La manière traditionnelle d'aborder les épidémies

Bien chers frères, parmi vous il y a ici des personnes qui viennent peut-être pour la première fois, j’en ai rencontré quelques-unes cette semaine, et les prêtres de cette paroisse aussi. Des personnes à qui on a refusé la communion dans les églises parce qu’ils la réclamaient selon la manière traditionnelle dans la bouche, et ils viennent ici parce qu’ils veulent communier. On voit là la faiblesse, pour ne pas dire plus, des responsables dans l’Eglise, pas tous, heureusement. Il n’y a pas plus de risque de propagation du virus en communiant dans la bouche qu’en communiant dans la main, d’ailleurs un évêque, heureusement, il y en a encore quelques-uns, un évêque aux Etats-Unis l’a rappelé dans une lettre à ses fidèles, il a dit : « j’ai consulté un comité d’experts, de médecins, avant de faire cette lettre et ils disent bien qu’il n’y a pas plus de danger de propagation ainsi ». La communion n’est pas source de mort, la communion est la source de vie. Il y a un droit qui a été rappelé il y a quelques années encore par le Saint-Siège, il y a un droit pour les fidèles à recevoir la communion dans la bouche, on ne prive pas de sacrements ceux qui sont dans la calamité. Donc je leur dis : vous êtes ici chez vous parce que vous trouverez ici toujours la manière habituelle, traditionnelle, de l’Eglise d’aborder les épidémies. Confions-nous aussi à la médaille miraculeuse, portez-la, faîtes-la porter, c’est un rempart contre toutes les tentations du démon.
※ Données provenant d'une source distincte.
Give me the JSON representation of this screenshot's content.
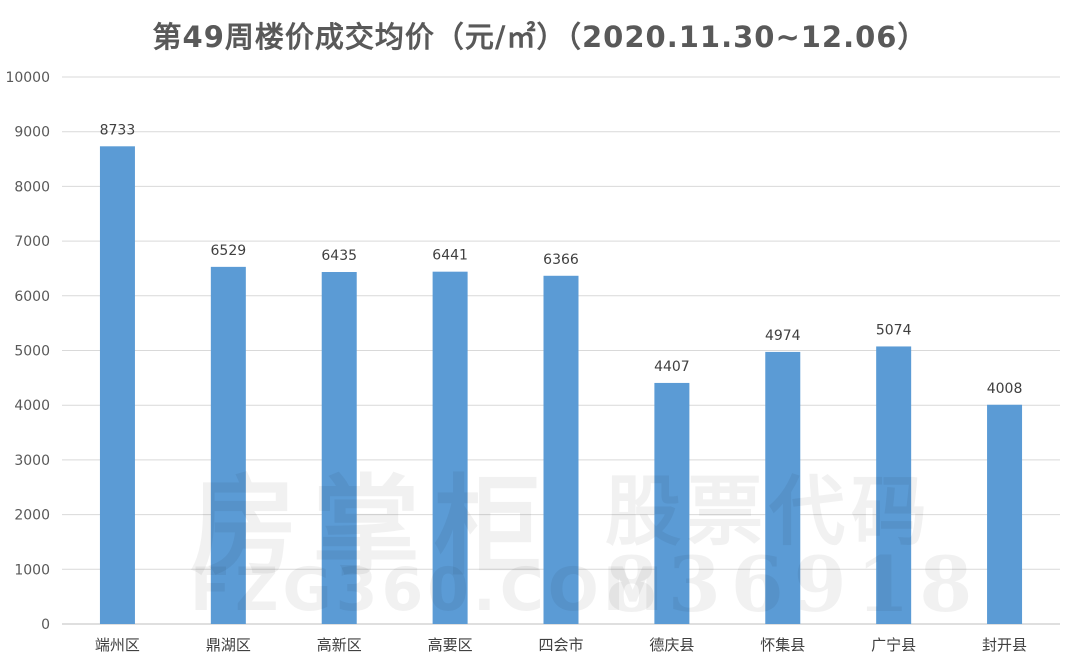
{
  "chart_data": {
    "type": "bar",
    "title": "第49周楼价成交均价（元/㎡）（2020.11.30~12.06）",
    "categories": [
      "端州区",
      "鼎湖区",
      "高新区",
      "高要区",
      "四会市",
      "德庆县",
      "怀集县",
      "广宁县",
      "封开县"
    ],
    "values": [
      8733,
      6529,
      6435,
      6441,
      6366,
      4407,
      4974,
      5074,
      4008
    ],
    "ylim": [
      0,
      10000
    ],
    "yticks": [
      0,
      1000,
      2000,
      3000,
      4000,
      5000,
      6000,
      7000,
      8000,
      9000,
      10000
    ],
    "grid": true,
    "bar_color": "#5b9bd5"
  },
  "watermark": {
    "brand": "房掌柜",
    "stock_label": "股票代码",
    "site": "FZG360.COM",
    "code": "836918"
  }
}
Tout à l’heure, après cette messe, vous aurez la possibilité pour ceux qui le veulent, de venir à la table de communion pour recevoir la bénédiction avec des reliques que nous avons, il y a entre autres des reliques de saint Pie X, saint Pie V, le saint curé d’Ars, notre cher saint curé d’Ars, et saint Jean-Eudes, il y a aussi une relique de saint Thomas d’Aquin que l’on fête aujourd’hui. Ce ne sont pas des gris-gris mais c’est pour recevoir la protection de ces saints, pour vivre chrétiennement, pour supporter la maladie et pour en être protégés si c’est la volonté de Dieu.

Redevenir comme des enfants

Je terminerais juste en vous disant que cette maladie a une particularité telle qu’on la voit aujourd’hui, c’est qu’il semble qu’elle ne touche pas, ou du moins pas gravement, les enfants. Il y a peut-être là un signe de Dieu puisque dans l’Evangile Jésus-Christ nous dit : « si vous ne redevenez pas comme des enfants, vous n’entrerez pas dans le royaume des cieux ». Ne pas entrer dans le royaume des cieux c’est être damnés, c’est cela le pire des périls, c’est cela la pire des calamités.

Au nom du Père et du Fils et du Saint-Esprit. Ainsi soit-il.